Une démarche qu’elle n’est visiblement pas pressée d’adopter pour le père des Jeux olympiques modernes. «Ce serait pourtant assez cohérent d’avoir également une plaque explicative pour le baron de Coubertin, observe le conseiller communal Ilias Panchard qui s’est beaucoup impliqué sur ces questions. Cela montrerait que le sport n’a de loin pas toujours été du bon côté de l’histoire».

La position du CIO

Le CIO, contacté par le biais de son service de presse, a répondu à Lausanne Cités en partageant la prise de position de l'Association familiale Pierre de Coubertin récemment publiée dans le journal français Le Figaro. En voici quelques extraits:
«Les lettres et publications de Coubertin, qui représentent 
16 000 pages d’archives, sont pleines d’affirmations contradictoires(…) Ses écrits, dans leur profusion, permettent de lui faire dire tout et son contraire, de le faire passer, selon le but et les époques, pour un réactionnaire absolu aussi bien que pour un progressiste acharné»

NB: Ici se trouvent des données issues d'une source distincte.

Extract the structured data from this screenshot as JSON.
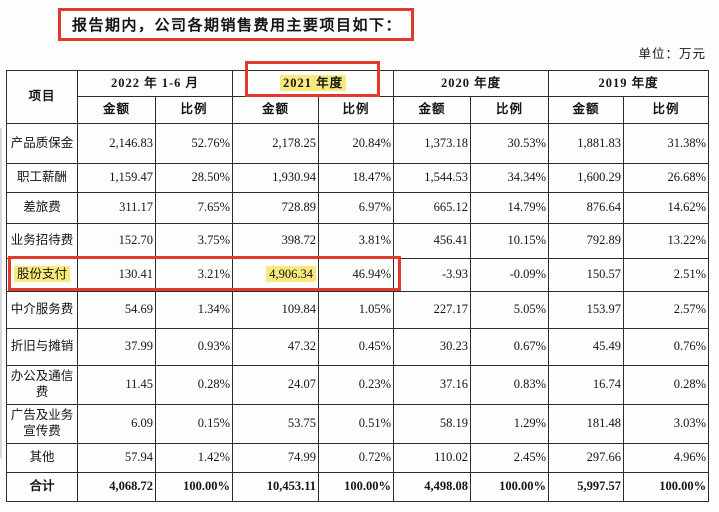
{
  "page": {
    "title": "报告期内，公司各期销售费用主要项目如下：",
    "unit_label": "单位：万元"
  },
  "colors": {
    "annotation_red": "#e13a2c",
    "highlight_yellow": "#f8e97d",
    "table_border": "#2c2c2c"
  },
  "table": {
    "corner_header": "项目",
    "period_headers": [
      {
        "label": "2022 年 1-6 月",
        "highlighted": false
      },
      {
        "label": "2021 年度",
        "highlighted": true
      },
      {
        "label": "2020 年度",
        "highlighted": false
      },
      {
        "label": "2019 年度",
        "highlighted": false
      }
    ],
    "sub_headers": [
      "金额",
      "比例"
    ],
    "rows": [
      {
        "label": "产品质保金",
        "values": [
          "2,146.83",
          "52.76%",
          "2,178.25",
          "20.84%",
          "1,373.18",
          "30.53%",
          "1,881.83",
          "31.38%"
        ]
      },
      {
        "label": "职工薪酬",
        "values": [
          "1,159.47",
          "28.50%",
          "1,930.94",
          "18.47%",
          "1,544.53",
          "34.34%",
          "1,600.29",
          "26.68%"
        ]
      },
      {
        "label": "差旅费",
        "values": [
          "311.17",
          "7.65%",
          "728.89",
          "6.97%",
          "665.12",
          "14.79%",
          "876.64",
          "14.62%"
        ]
      },
      {
        "label": "业务招待费",
        "values": [
          "152.70",
          "3.75%",
          "398.72",
          "3.81%",
          "456.41",
          "10.15%",
          "792.89",
          "13.22%"
        ]
      },
      {
        "label": "股份支付",
        "label_highlight": true,
        "red_boxed": true,
        "highlight_value_indices": [
          2
        ],
        "values": [
          "130.41",
          "3.21%",
          "4,906.34",
          "46.94%",
          "-3.93",
          "-0.09%",
          "150.57",
          "2.51%"
        ]
      },
      {
        "label": "中介服务费",
        "values": [
          "54.69",
          "1.34%",
          "109.84",
          "1.05%",
          "227.17",
          "5.05%",
          "153.97",
          "2.57%"
        ]
      },
      {
        "label": "折旧与摊销",
        "values": [
          "37.99",
          "0.93%",
          "47.32",
          "0.45%",
          "30.23",
          "0.67%",
          "45.49",
          "0.76%"
        ]
      },
      {
        "label": "办公及通信费",
        "values": [
          "11.45",
          "0.28%",
          "24.07",
          "0.23%",
          "37.16",
          "0.83%",
          "16.74",
          "0.28%"
        ]
      },
      {
        "label": "广告及业务宣传费",
        "values": [
          "6.09",
          "0.15%",
          "53.75",
          "0.51%",
          "58.19",
          "1.29%",
          "181.48",
          "3.03%"
        ]
      },
      {
        "label": "其他",
        "values": [
          "57.94",
          "1.42%",
          "74.99",
          "0.72%",
          "110.02",
          "2.45%",
          "297.66",
          "4.96%"
        ]
      },
      {
        "label": "合计",
        "bold": true,
        "values": [
          "4,068.72",
          "100.00%",
          "10,453.11",
          "100.00%",
          "4,498.08",
          "100.00%",
          "5,997.57",
          "100.00%"
        ]
      }
    ]
  }
}
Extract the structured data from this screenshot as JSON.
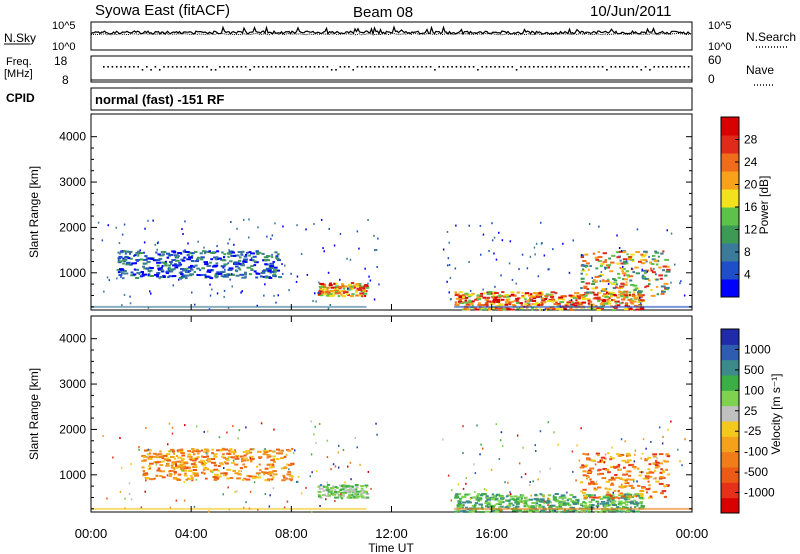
{
  "header": {
    "station": "Syowa East (fitACF)",
    "beam": "Beam 08",
    "date": "10/Jun/2011"
  },
  "nsky_panel": {
    "left_label": "N.Sky",
    "left_ticks": [
      "10^5",
      "10^0"
    ],
    "right_label": "N.Search",
    "right_ticks": [
      "10^5",
      "10^0"
    ]
  },
  "freq_panel": {
    "left_label_1": "Freq.",
    "left_label_2": "[MHz]",
    "left_ticks": [
      "18",
      "8"
    ],
    "right_label": "Nave",
    "right_ticks": [
      "60",
      "0"
    ]
  },
  "cpid_panel": {
    "label": "CPID",
    "text": "normal (fast) -151 RF"
  },
  "chart_data": [
    {
      "type": "heatmap",
      "name": "power",
      "xlabel": "",
      "ylabel": "Slant Range [km]",
      "x_ticks": [
        "00:00",
        "04:00",
        "08:00",
        "12:00",
        "16:00",
        "20:00",
        "00:00"
      ],
      "y_ticks": [
        "1000",
        "2000",
        "3000",
        "4000"
      ],
      "ylim": [
        180,
        4500
      ],
      "colorbar": {
        "label": "Power [dB]",
        "ticks": [
          "4",
          "8",
          "12",
          "16",
          "20",
          "24",
          "28"
        ],
        "colors": [
          "#0000ff",
          "#1f4fc8",
          "#3b7a9a",
          "#3c9a55",
          "#5cc24a",
          "#f2e21d",
          "#f7a21a",
          "#ef6c1a",
          "#e02a1a",
          "#d90000"
        ]
      },
      "scatter_clusters": [
        {
          "t": [
            1.0,
            7.5
          ],
          "r": [
            900,
            1500
          ],
          "value": 8,
          "note": "bands near 1000-1400 km"
        },
        {
          "t": [
            9.0,
            11.0
          ],
          "r": [
            500,
            800
          ],
          "value": 20
        },
        {
          "t": [
            14.5,
            22.0
          ],
          "r": [
            200,
            600
          ],
          "value": 20
        },
        {
          "t": [
            19.5,
            23.0
          ],
          "r": [
            500,
            1500
          ],
          "value": 16
        }
      ]
    },
    {
      "type": "heatmap",
      "name": "velocity",
      "xlabel": "Time UT",
      "ylabel": "Slant Range [km]",
      "x_ticks": [
        "00:00",
        "04:00",
        "08:00",
        "12:00",
        "16:00",
        "20:00",
        "00:00"
      ],
      "y_ticks": [
        "1000",
        "2000",
        "3000",
        "4000"
      ],
      "ylim": [
        180,
        4500
      ],
      "colorbar": {
        "label": "Velocity [m s⁻¹]",
        "ticks": [
          "1000",
          "500",
          "100",
          "25",
          "-25",
          "-100",
          "-500",
          "-1000"
        ],
        "colors": [
          "#1f2ba8",
          "#2e5cb0",
          "#3c8a8a",
          "#3cae46",
          "#7fd24f",
          "#c0c0c0",
          "#f5c81e",
          "#f4a21c",
          "#f07d1a",
          "#ec5a16",
          "#e6301a",
          "#d90000"
        ]
      },
      "scatter_clusters": [
        {
          "t": [
            2.0,
            8.0
          ],
          "r": [
            900,
            1600
          ],
          "value": -300
        },
        {
          "t": [
            9.0,
            11.0
          ],
          "r": [
            500,
            800
          ],
          "value": 150
        },
        {
          "t": [
            14.5,
            22.0
          ],
          "r": [
            200,
            600
          ],
          "value": 120
        },
        {
          "t": [
            19.5,
            23.0
          ],
          "r": [
            500,
            1500
          ],
          "value": -200
        }
      ]
    }
  ]
}
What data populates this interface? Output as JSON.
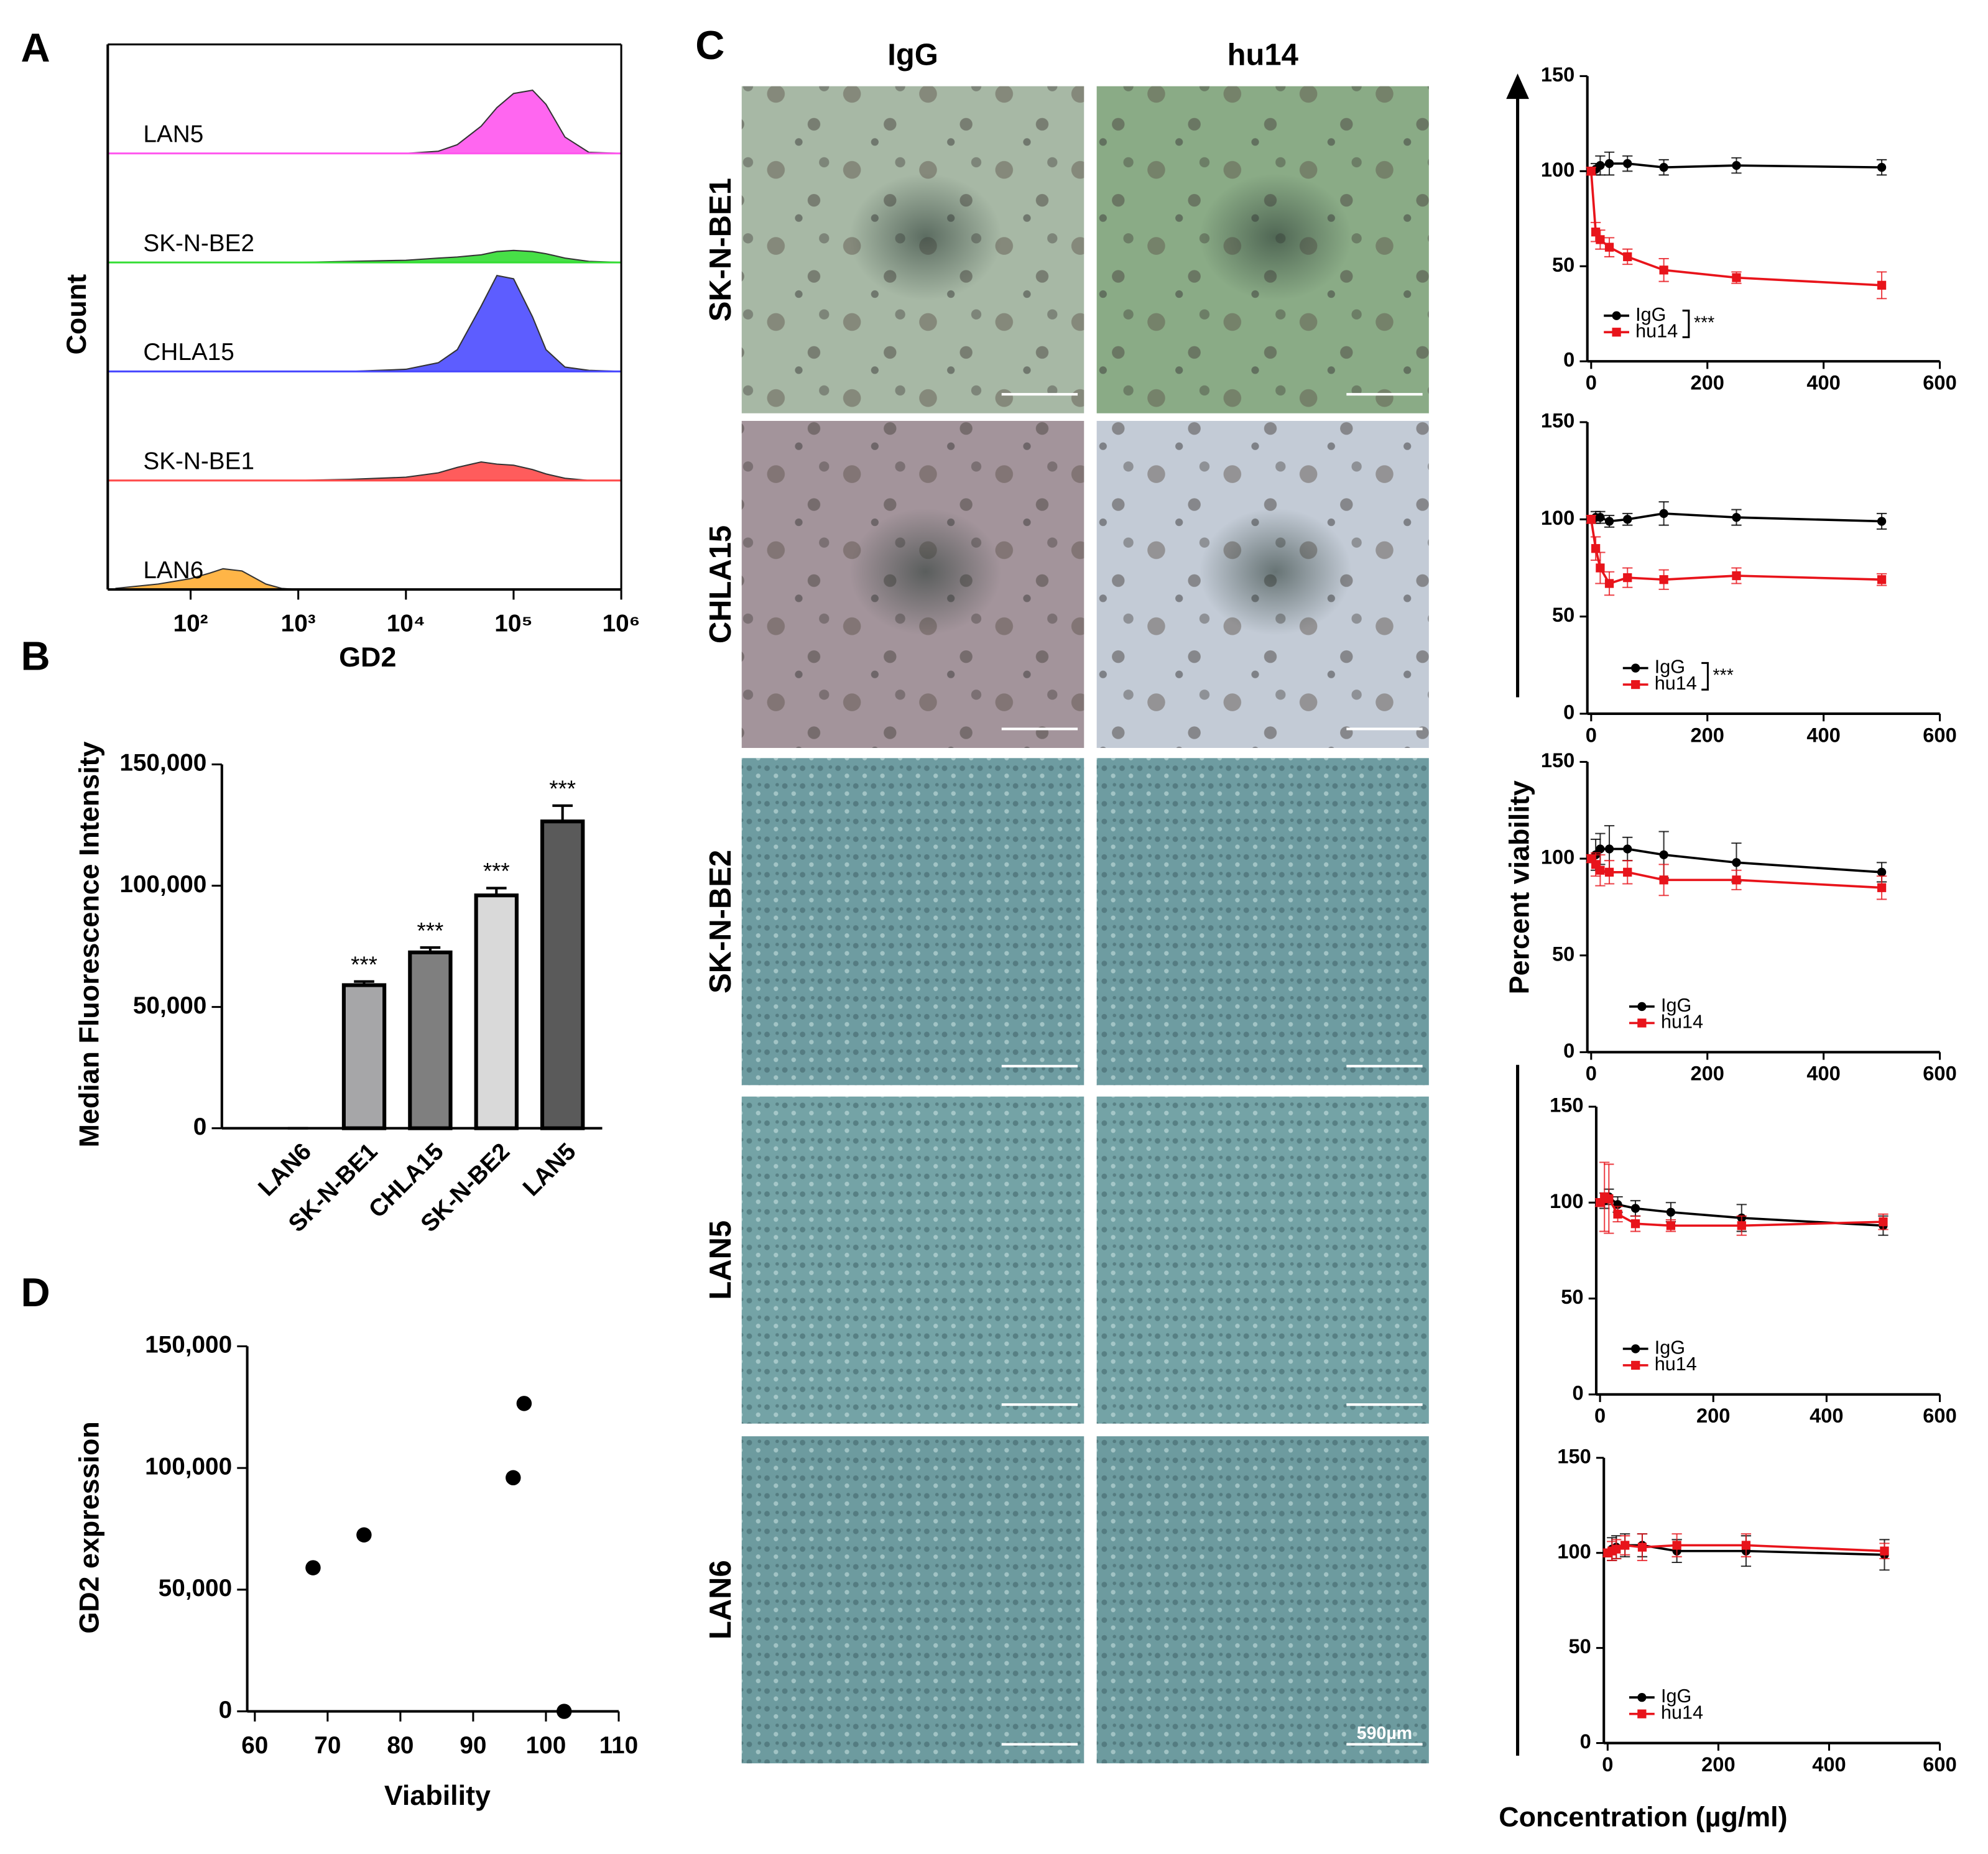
{
  "chart_data": [
    {
      "type": "ridge",
      "label": "A",
      "ylabel": "Count",
      "xlabel": "GD2",
      "log": true,
      "xlim": [
        17,
        1000000
      ],
      "ylim": [
        0,
        100
      ],
      "xticks": [
        {
          "value": 100,
          "label": "10²"
        },
        {
          "value": 1000,
          "label": "10³"
        },
        {
          "value": 10000,
          "label": "10⁴"
        },
        {
          "value": 100000,
          "label": "10⁵"
        },
        {
          "value": 1000000,
          "label": "10⁶"
        }
      ],
      "x": [
        20,
        50,
        100,
        150,
        200,
        300,
        500,
        700,
        1000,
        3000,
        10000,
        20000,
        30000,
        50000,
        70000,
        100000,
        150000,
        200000,
        300000,
        500000,
        1000000
      ],
      "series": [
        {
          "name": "LAN5",
          "color": "#ff55ee",
          "values": [
            0,
            0,
            0,
            0,
            0,
            0,
            0,
            0,
            0,
            0,
            0,
            2,
            8,
            25,
            42,
            55,
            58,
            45,
            15,
            1,
            0
          ]
        },
        {
          "name": "SK-N-BE2",
          "color": "#33dd33",
          "values": [
            0,
            0,
            0,
            0,
            0,
            0,
            0,
            0,
            0,
            1,
            2,
            4,
            5,
            7,
            10,
            11,
            10,
            8,
            4,
            1,
            0
          ]
        },
        {
          "name": "CHLA15",
          "color": "#4b4bff",
          "values": [
            0,
            0,
            0,
            0,
            0,
            0,
            0,
            0,
            0,
            0,
            2,
            8,
            20,
            60,
            88,
            85,
            50,
            20,
            4,
            1,
            0
          ]
        },
        {
          "name": "SK-N-BE1",
          "color": "#ff4a4a",
          "values": [
            0,
            0,
            0,
            0,
            0,
            0,
            0,
            0,
            0,
            1,
            3,
            7,
            12,
            17,
            15,
            14,
            10,
            6,
            2,
            0,
            0
          ]
        },
        {
          "name": "LAN6",
          "color": "#ffad33",
          "values": [
            1,
            5,
            10,
            15,
            19,
            17,
            5,
            1,
            0,
            0,
            0,
            0,
            0,
            0,
            0,
            0,
            0,
            0,
            0,
            0,
            0
          ]
        }
      ]
    },
    {
      "type": "bar",
      "label": "B",
      "ylabel": "Median Fluorescence Intensity",
      "ylim": [
        0,
        150000
      ],
      "yticks": [
        0,
        {
          "value": 50000,
          "label": "50,000"
        },
        {
          "value": 100000,
          "label": "100,000"
        },
        {
          "value": 150000,
          "label": "150,000"
        }
      ],
      "categories": [
        "LAN6",
        "SK-N-BE1",
        "CHLA15",
        "SK-N-BE2",
        "LAN5"
      ],
      "values": [
        0,
        59000,
        72500,
        96000,
        126500
      ],
      "errors": [
        0,
        1500,
        2000,
        3000,
        6500
      ],
      "colors": [
        "#ffffff",
        "#a6a6a8",
        "#7f7f7f",
        "#d9d9d9",
        "#5a5a5a"
      ],
      "annotations": [
        null,
        "***",
        "***",
        "***",
        "***"
      ]
    },
    {
      "type": "scatter",
      "label": "D",
      "xlabel": "Viability",
      "ylabel": "GD2 expression",
      "xlim": [
        60,
        110
      ],
      "xticks": [
        60,
        70,
        80,
        90,
        100,
        110
      ],
      "ylim": [
        0,
        150000
      ],
      "yticks": [
        0,
        {
          "value": 50000,
          "label": "50,000"
        },
        {
          "value": 100000,
          "label": "100,000"
        },
        {
          "value": 150000,
          "label": "150,000"
        }
      ],
      "x": [
        68,
        75,
        95.5,
        97,
        102.5
      ],
      "values": [
        59000,
        72500,
        96000,
        126500,
        0
      ],
      "color": "#000000"
    },
    {
      "type": "line",
      "x": [
        0,
        7.8,
        15.6,
        31.25,
        62.5,
        125,
        250,
        500
      ],
      "xlim": [
        0,
        600
      ],
      "xticks": [
        0,
        200,
        400,
        600
      ],
      "ylim": [
        0,
        150
      ],
      "yticks": [
        0,
        50,
        100,
        150
      ],
      "annotation": "***",
      "series": [
        {
          "name": "IgG",
          "color": "#000000",
          "marker": "circle",
          "values": [
            100,
            101,
            103,
            104,
            104,
            102,
            103,
            102
          ],
          "errors": [
            2,
            3,
            5,
            6,
            4,
            4,
            4,
            4
          ]
        },
        {
          "name": "hu14",
          "color": "#e8141b",
          "marker": "square",
          "values": [
            100,
            68,
            64,
            60,
            55,
            48,
            44,
            40
          ],
          "errors": [
            2,
            5,
            5,
            5,
            4,
            6,
            3,
            7
          ]
        }
      ]
    },
    {
      "type": "line",
      "x": [
        0,
        7.8,
        15.6,
        31.25,
        62.5,
        125,
        250,
        500
      ],
      "xlim": [
        0,
        600
      ],
      "xticks": [
        0,
        200,
        400,
        600
      ],
      "ylim": [
        0,
        150
      ],
      "yticks": [
        0,
        50,
        100,
        150
      ],
      "annotation": "***",
      "series": [
        {
          "name": "IgG",
          "color": "#000000",
          "marker": "circle",
          "values": [
            100,
            101,
            101,
            99,
            100,
            103,
            101,
            99
          ],
          "errors": [
            2,
            3,
            3,
            3,
            3,
            6,
            4,
            4
          ]
        },
        {
          "name": "hu14",
          "color": "#e8141b",
          "marker": "square",
          "values": [
            100,
            85,
            75,
            67,
            70,
            69,
            71,
            69
          ],
          "errors": [
            2,
            6,
            8,
            6,
            5,
            5,
            4,
            3
          ]
        }
      ]
    },
    {
      "type": "line",
      "x": [
        0,
        7.8,
        15.6,
        31.25,
        62.5,
        125,
        250,
        500
      ],
      "xlim": [
        0,
        600
      ],
      "xticks": [
        0,
        200,
        400,
        600
      ],
      "ylim": [
        0,
        150
      ],
      "yticks": [
        0,
        50,
        100,
        150
      ],
      "series": [
        {
          "name": "IgG",
          "color": "#000000",
          "marker": "circle",
          "values": [
            100,
            102,
            105,
            105,
            105,
            102,
            98,
            93
          ],
          "errors": [
            2,
            8,
            8,
            12,
            6,
            12,
            10,
            5
          ]
        },
        {
          "name": "hu14",
          "color": "#e8141b",
          "marker": "square",
          "values": [
            100,
            97,
            94,
            93,
            93,
            89,
            89,
            85
          ],
          "errors": [
            2,
            6,
            8,
            6,
            6,
            8,
            5,
            6
          ]
        }
      ]
    },
    {
      "type": "line",
      "x": [
        0,
        7.8,
        15.6,
        31.25,
        62.5,
        125,
        250,
        500
      ],
      "xlim": [
        0,
        600
      ],
      "xticks": [
        0,
        200,
        400,
        600
      ],
      "ylim": [
        0,
        150
      ],
      "yticks": [
        0,
        50,
        100,
        150
      ],
      "series": [
        {
          "name": "IgG",
          "color": "#000000",
          "marker": "circle",
          "values": [
            100,
            101,
            103,
            99,
            97,
            95,
            92,
            88
          ],
          "errors": [
            2,
            4,
            4,
            4,
            4,
            5,
            7,
            5
          ]
        },
        {
          "name": "hu14",
          "color": "#e8141b",
          "marker": "square",
          "values": [
            100,
            103,
            102,
            94,
            89,
            88,
            88,
            90
          ],
          "errors": [
            2,
            18,
            18,
            4,
            4,
            3,
            5,
            4
          ]
        }
      ]
    },
    {
      "type": "line",
      "x": [
        0,
        7.8,
        15.6,
        31.25,
        62.5,
        125,
        250,
        500
      ],
      "xlim": [
        0,
        600
      ],
      "xticks": [
        0,
        200,
        400,
        600
      ],
      "ylim": [
        0,
        150
      ],
      "yticks": [
        0,
        50,
        100,
        150
      ],
      "series": [
        {
          "name": "IgG",
          "color": "#000000",
          "marker": "circle",
          "values": [
            100,
            102,
            103,
            104,
            104,
            101,
            101,
            99
          ],
          "errors": [
            2,
            6,
            6,
            6,
            6,
            6,
            8,
            8
          ]
        },
        {
          "name": "hu14",
          "color": "#e8141b",
          "marker": "square",
          "values": [
            100,
            101,
            102,
            104,
            103,
            104,
            104,
            101
          ],
          "errors": [
            2,
            5,
            5,
            5,
            7,
            6,
            6,
            4
          ]
        }
      ]
    }
  ],
  "panel_c": {
    "label": "C",
    "columns": [
      "IgG",
      "hu14"
    ],
    "rows": [
      "SK-N-BE1",
      "CHLA15",
      "SK-N-BE2",
      "LAN5",
      "LAN6"
    ],
    "scale_label": "590µm",
    "ylabel": "Percent viability",
    "xlabel": "Concentration (µg/ml)"
  }
}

«Il a aussi écrit, au sujet de la condition féminine, qu’il était nécessaire "que les lois la protègent, qu’on la mette en mesure de résister, et […] d’échapper à la tyrannie maritale, rien de plus légitime…"»   
«Son amitié avec l’Allemand Carl Diem - dont l’épouse était juive - l’a convaincu de ne pas s’associer aux partisans du boycott des Jeux de Berlin.(..)Cela ne l’a pas empêché de refuser obstinément de se rendre aux Jeux olympiques de 1936».
«De même, il s’est dit "fervent colonialiste", tout en soulignant que la domination européenne sur l’Afrique ne pourrait plus se justifier longtemps, et que les colonisés devraient désormais se voir "traités en égaux, en hommes libres, en citoyens du monde"».